Saturday, April 7, 2012

Brace for hot money outflows


KUALA LUMPUR: The trading of shares on Bursa Malaysia and the FTSE Bursa Malaysia KL Composite Index (FBM KLCI), which are close to their all time highs, are prone to a sharp crash should hot money, which have been net buyers of Malaysian stocks for the past six months, liquidate their holdings.
Hot money, also known as foreign purchases into any type of local financial security including equities, can leave for various reasons including any change in the dynamics of the global economy, said OSK Research head of research Chris Eng.
“We believe the hot money that is in the system has already taken into account the risks of any upcoming political risks on the frontier. Thus, any reversal will not be affected much by the general election which is expected to be held soon. However, there will likely be an outflow should global market conditions change and the hot money exits equities and the stock market falls,” Eng said.
“Foreign hot money inflows is a regional phenomenon into Asean stock markets especially in Thailand and the Philippines. I will advise investors to buy on any dips should the FBM KLCI correct 5% or more. This will be a good change to accumulate stocks into your portfolio,” Eng added.
Eng also noted that hot money that has been net buyers on the Bursa Malaysia for the past six months was expected to abate and stop their continued buying moving forward.
Bursa Malaysia's benchmark FBM KLCI, which is trading at near their all-time highs, climbed further yesterday by 5.43 points (0.34%) to 1,598.87 on continued foreign and some local fund buying.

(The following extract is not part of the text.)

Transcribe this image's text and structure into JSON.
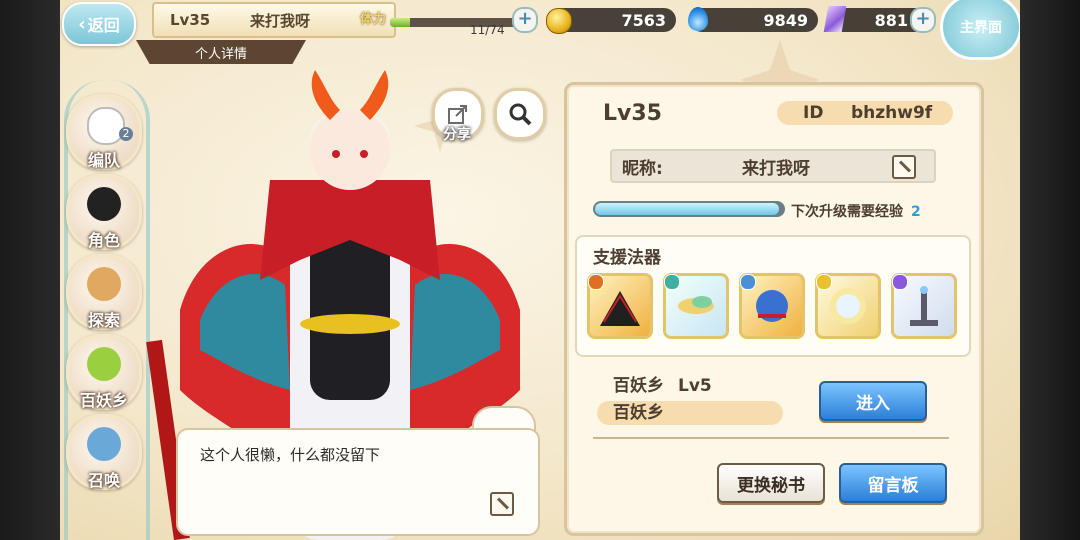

Stock market data released recently showed that hot money inflows continued to flood the country's equity markets for the sixth consecutive month in March pushing the FBM KLCI to its record high at the same time.
Data showed that foreign institutional funds saw net buying of RM3.4bil into the Malaysian stock market last month while local retailers and institutional funds were net sellers selling RM0.6bil and RM2.1bil respectively.
Meanwhile, a RHB Research Institute economics department spokesperson said that hot money in fixed income investments was currently at near its all time historical highs and that when these money flows out, it would mean a weakening of the ringgit and a drop in fixed income securities' prices.
“Investments into fixed income securities totalled RM183bil in February this year, just shy of the historical foreign highs of RM186bil in July last year.
“Any rapid and large withdrawals by foreigners from the system will have a destabilising effect on the market including equities and the ringgit,” the RHB spokesperson said.
“Looking at it historically, a case in point is the most recent outflows which happened when the 2008 subprime property financial crisis unfolded in the United States. There was a continued withdrawal of foreign fund holdings in fixed income securities from RM126bil in April 2008 to RM42bil in March 2009,” RHB said.
The spokesperson noted that during this period of financial outflows, the ringgit had then weakened considerably to RM3.70 per US dollar from RM3.14 in April 2008.